Period matrices and homological quasi-trees on discrete Riemann surfaces

TL;DR

This paper explores discrete period matrices on embedded graphs, providing combinatorial interpretations, relating them to Laplacian determinants, and introducing a discrete Weil-Petersson potential, thus advancing discrete conformal geometry understanding.

Contribution

It introduces a combinatorial interpretation of discrete period matrices using homological quasi-trees and relates them to Laplacian determinants and Teichmüller space potentials.

Findings

Minors of the period matrix are expressed as weighted sums over homological quasi-trees.

The period matrix is related to the Laplacian determinant of flat complex line bundles.

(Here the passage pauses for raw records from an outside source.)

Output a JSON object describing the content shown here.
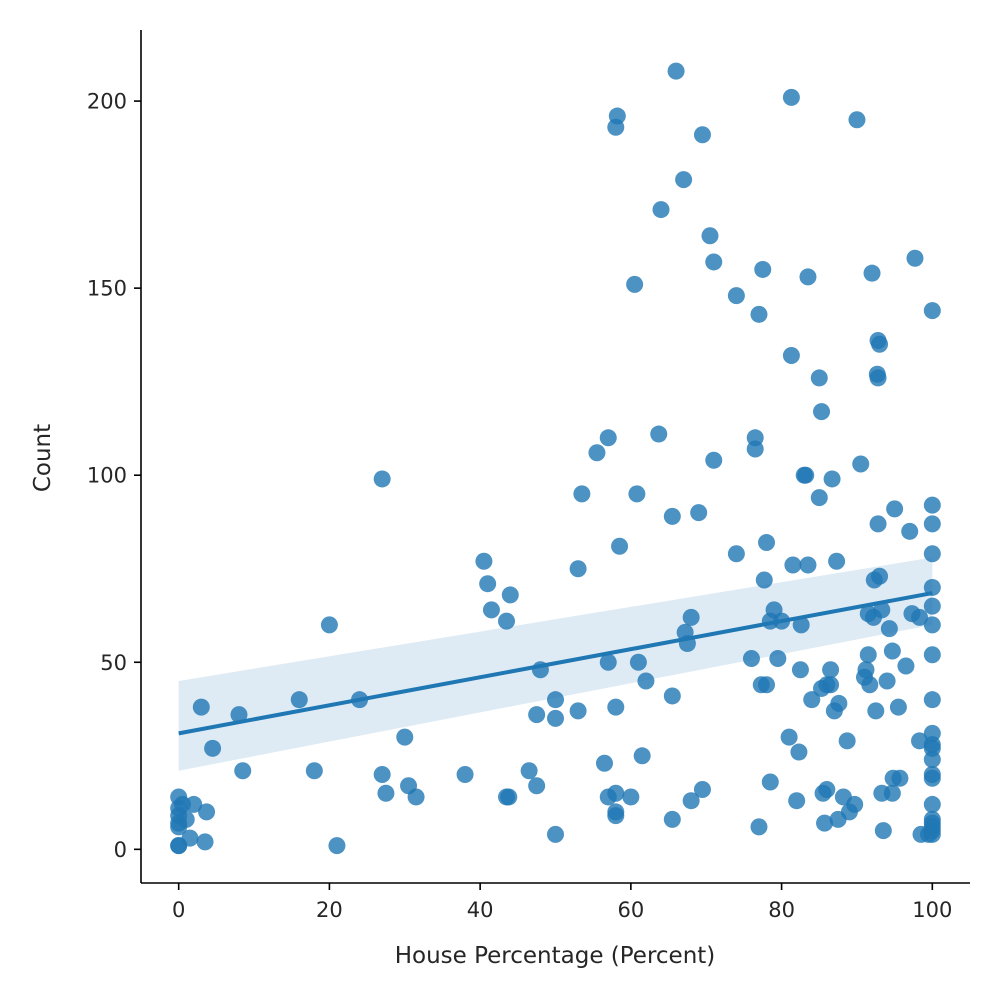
{
  "chart_data": {
    "type": "scatter",
    "xlabel": "House Percentage (Percent)",
    "ylabel": "Count",
    "xlim": [
      -5,
      105
    ],
    "ylim": [
      -9,
      219
    ],
    "xticks": [
      0,
      20,
      40,
      60,
      80,
      100
    ],
    "yticks": [
      0,
      50,
      100,
      150,
      200
    ],
    "grid": false,
    "color": "#1f77b4",
    "regression": {
      "x": [
        0,
        100
      ],
      "y": [
        31,
        68.5
      ],
      "ci_upper": [
        45,
        78
      ],
      "ci_lower": [
        21,
        60
      ]
    },
    "points": [
      {
        "x": 0,
        "y": 14
      },
      {
        "x": 0,
        "y": 11
      },
      {
        "x": 0,
        "y": 9
      },
      {
        "x": 0,
        "y": 7
      },
      {
        "x": 0,
        "y": 6
      },
      {
        "x": 0,
        "y": 1
      },
      {
        "x": 0,
        "y": 1
      },
      {
        "x": 0.5,
        "y": 12
      },
      {
        "x": 1,
        "y": 8
      },
      {
        "x": 1.5,
        "y": 3
      },
      {
        "x": 2,
        "y": 12
      },
      {
        "x": 3,
        "y": 38
      },
      {
        "x": 3.5,
        "y": 2
      },
      {
        "x": 3.7,
        "y": 10
      },
      {
        "x": 4.5,
        "y": 27
      },
      {
        "x": 8,
        "y": 36
      },
      {
        "x": 8.5,
        "y": 21
      },
      {
        "x": 16,
        "y": 40
      },
      {
        "x": 18,
        "y": 21
      },
      {
        "x": 20,
        "y": 60
      },
      {
        "x": 21,
        "y": 1
      },
      {
        "x": 24,
        "y": 40
      },
      {
        "x": 27,
        "y": 99
      },
      {
        "x": 27,
        "y": 20
      },
      {
        "x": 27.5,
        "y": 15
      },
      {
        "x": 30,
        "y": 30
      },
      {
        "x": 30.5,
        "y": 17
      },
      {
        "x": 31.5,
        "y": 14
      },
      {
        "x": 38,
        "y": 20
      },
      {
        "x": 40.5,
        "y": 77
      },
      {
        "x": 41,
        "y": 71
      },
      {
        "x": 41.5,
        "y": 64
      },
      {
        "x": 43.5,
        "y": 61
      },
      {
        "x": 43.5,
        "y": 14
      },
      {
        "x": 43.8,
        "y": 14
      },
      {
        "x": 44,
        "y": 68
      },
      {
        "x": 46.5,
        "y": 21
      },
      {
        "x": 47.5,
        "y": 36
      },
      {
        "x": 47.5,
        "y": 17
      },
      {
        "x": 48,
        "y": 48
      },
      {
        "x": 50,
        "y": 40
      },
      {
        "x": 50,
        "y": 35
      },
      {
        "x": 50,
        "y": 4
      },
      {
        "x": 53,
        "y": 75
      },
      {
        "x": 53,
        "y": 37
      },
      {
        "x": 53.5,
        "y": 95
      },
      {
        "x": 55.5,
        "y": 106
      },
      {
        "x": 56.5,
        "y": 23
      },
      {
        "x": 57,
        "y": 110
      },
      {
        "x": 57,
        "y": 50
      },
      {
        "x": 57,
        "y": 14
      },
      {
        "x": 58,
        "y": 193
      },
      {
        "x": 58.2,
        "y": 196
      },
      {
        "x": 58,
        "y": 38
      },
      {
        "x": 58,
        "y": 15
      },
      {
        "x": 58,
        "y": 10
      },
      {
        "x": 58,
        "y": 9
      },
      {
        "x": 58.5,
        "y": 81
      },
      {
        "x": 60,
        "y": 14
      },
      {
        "x": 60.5,
        "y": 151
      },
      {
        "x": 60.8,
        "y": 95
      },
      {
        "x": 61,
        "y": 50
      },
      {
        "x": 61.5,
        "y": 25
      },
      {
        "x": 62,
        "y": 45
      },
      {
        "x": 63.7,
        "y": 111
      },
      {
        "x": 64,
        "y": 171
      },
      {
        "x": 65.5,
        "y": 89
      },
      {
        "x": 65.5,
        "y": 41
      },
      {
        "x": 65.5,
        "y": 8
      },
      {
        "x": 66,
        "y": 208
      },
      {
        "x": 67,
        "y": 179
      },
      {
        "x": 67.2,
        "y": 58
      },
      {
        "x": 67.5,
        "y": 55
      },
      {
        "x": 68,
        "y": 62
      },
      {
        "x": 68,
        "y": 13
      },
      {
        "x": 69,
        "y": 90
      },
      {
        "x": 69.5,
        "y": 191
      },
      {
        "x": 69.5,
        "y": 16
      },
      {
        "x": 70.5,
        "y": 164
      },
      {
        "x": 71,
        "y": 157
      },
      {
        "x": 71,
        "y": 104
      },
      {
        "x": 74,
        "y": 148
      },
      {
        "x": 74,
        "y": 79
      },
      {
        "x": 76,
        "y": 51
      },
      {
        "x": 76.5,
        "y": 110
      },
      {
        "x": 76.5,
        "y": 107
      },
      {
        "x": 77,
        "y": 143
      },
      {
        "x": 77,
        "y": 6
      },
      {
        "x": 77.3,
        "y": 44
      },
      {
        "x": 77.5,
        "y": 155
      },
      {
        "x": 77.7,
        "y": 72
      },
      {
        "x": 78,
        "y": 82
      },
      {
        "x": 78,
        "y": 44
      },
      {
        "x": 78.5,
        "y": 61
      },
      {
        "x": 78.5,
        "y": 18
      },
      {
        "x": 79,
        "y": 64
      },
      {
        "x": 79.5,
        "y": 51
      },
      {
        "x": 80,
        "y": 61
      },
      {
        "x": 81,
        "y": 30
      },
      {
        "x": 81.3,
        "y": 201
      },
      {
        "x": 81.3,
        "y": 132
      },
      {
        "x": 81.5,
        "y": 76
      },
      {
        "x": 82,
        "y": 13
      },
      {
        "x": 82.3,
        "y": 26
      },
      {
        "x": 82.5,
        "y": 48
      },
      {
        "x": 82.6,
        "y": 60
      },
      {
        "x": 83,
        "y": 100
      },
      {
        "x": 83.2,
        "y": 100
      },
      {
        "x": 83.5,
        "y": 153
      },
      {
        "x": 83.5,
        "y": 76
      },
      {
        "x": 84,
        "y": 40
      },
      {
        "x": 85,
        "y": 126
      },
      {
        "x": 85,
        "y": 94
      },
      {
        "x": 85.3,
        "y": 117
      },
      {
        "x": 85.3,
        "y": 43
      },
      {
        "x": 85.5,
        "y": 15
      },
      {
        "x": 85.7,
        "y": 7
      },
      {
        "x": 86,
        "y": 44
      },
      {
        "x": 86,
        "y": 16
      },
      {
        "x": 86.5,
        "y": 48
      },
      {
        "x": 86.5,
        "y": 44
      },
      {
        "x": 86.7,
        "y": 99
      },
      {
        "x": 87,
        "y": 37
      },
      {
        "x": 87.3,
        "y": 77
      },
      {
        "x": 87.5,
        "y": 8
      },
      {
        "x": 87.6,
        "y": 39
      },
      {
        "x": 88.2,
        "y": 14
      },
      {
        "x": 88.7,
        "y": 29
      },
      {
        "x": 89,
        "y": 10
      },
      {
        "x": 89.7,
        "y": 12
      },
      {
        "x": 90,
        "y": 195
      },
      {
        "x": 90.5,
        "y": 103
      },
      {
        "x": 91,
        "y": 46
      },
      {
        "x": 91.2,
        "y": 48
      },
      {
        "x": 91.5,
        "y": 52
      },
      {
        "x": 91.5,
        "y": 63
      },
      {
        "x": 91.7,
        "y": 44
      },
      {
        "x": 92,
        "y": 154
      },
      {
        "x": 92.2,
        "y": 62
      },
      {
        "x": 92.3,
        "y": 72
      },
      {
        "x": 92.5,
        "y": 37
      },
      {
        "x": 92.7,
        "y": 127
      },
      {
        "x": 92.8,
        "y": 136
      },
      {
        "x": 92.8,
        "y": 126
      },
      {
        "x": 93,
        "y": 135
      },
      {
        "x": 92.8,
        "y": 87
      },
      {
        "x": 93,
        "y": 73
      },
      {
        "x": 93.3,
        "y": 64
      },
      {
        "x": 93.3,
        "y": 15
      },
      {
        "x": 93.5,
        "y": 5
      },
      {
        "x": 94,
        "y": 45
      },
      {
        "x": 94.3,
        "y": 59
      },
      {
        "x": 94.7,
        "y": 53
      },
      {
        "x": 94.7,
        "y": 15
      },
      {
        "x": 95,
        "y": 91
      },
      {
        "x": 94.8,
        "y": 19
      },
      {
        "x": 95.5,
        "y": 38
      },
      {
        "x": 95.7,
        "y": 19
      },
      {
        "x": 96.5,
        "y": 49
      },
      {
        "x": 97,
        "y": 85
      },
      {
        "x": 97.3,
        "y": 63
      },
      {
        "x": 97.7,
        "y": 158
      },
      {
        "x": 98.3,
        "y": 62
      },
      {
        "x": 98.3,
        "y": 29
      },
      {
        "x": 98.5,
        "y": 4
      },
      {
        "x": 99.5,
        "y": 4
      },
      {
        "x": 100,
        "y": 144
      },
      {
        "x": 100,
        "y": 92
      },
      {
        "x": 100,
        "y": 87
      },
      {
        "x": 100,
        "y": 79
      },
      {
        "x": 100,
        "y": 70
      },
      {
        "x": 100,
        "y": 65
      },
      {
        "x": 100,
        "y": 60
      },
      {
        "x": 100,
        "y": 52
      },
      {
        "x": 100,
        "y": 40
      },
      {
        "x": 100,
        "y": 31
      },
      {
        "x": 100,
        "y": 28
      },
      {
        "x": 100,
        "y": 27
      },
      {
        "x": 100,
        "y": 24
      },
      {
        "x": 100,
        "y": 20
      },
      {
        "x": 100,
        "y": 19
      },
      {
        "x": 100,
        "y": 12
      },
      {
        "x": 100,
        "y": 8
      },
      {
        "x": 100,
        "y": 7
      },
      {
        "x": 100,
        "y": 6
      },
      {
        "x": 100,
        "y": 5
      },
      {
        "x": 100,
        "y": 4
      }
    ]
  }
}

A discrete analogue of the Weil-Petersson potential is derived as a sum over homological quasi-trees.

Abstract

We study discrete period matrices associated with graphs cellularly embedded on closed surfaces, resembling classical period matrices of Riemann surfaces. Defined via integrals of discrete harmonic 1-forms, these period matrices are known to encode discrete conformal structure in the sense of circle patterns. We obtain a combinatorial interpretation of the discrete period matrix, where its minors are expressed as weighted sums over certain spanning subgraphs, which we call homological quasi-trees. Furthermore, we relate the period matrix to the determinant of the Laplacian for a flat complex line bundle. We derive a combinatorial analogue of the Weil-Petersson potential on the Teichm\"uller space, expressed as a weighted sum over homological quasi-trees. Finally, we study the collection of homological quasi-trees from a (delta-)matroidal perspective. The discrete period matrix plays a role similar to that of the response matrix in circular planar networks, thereby addressing a question posed by Richard Kenyon.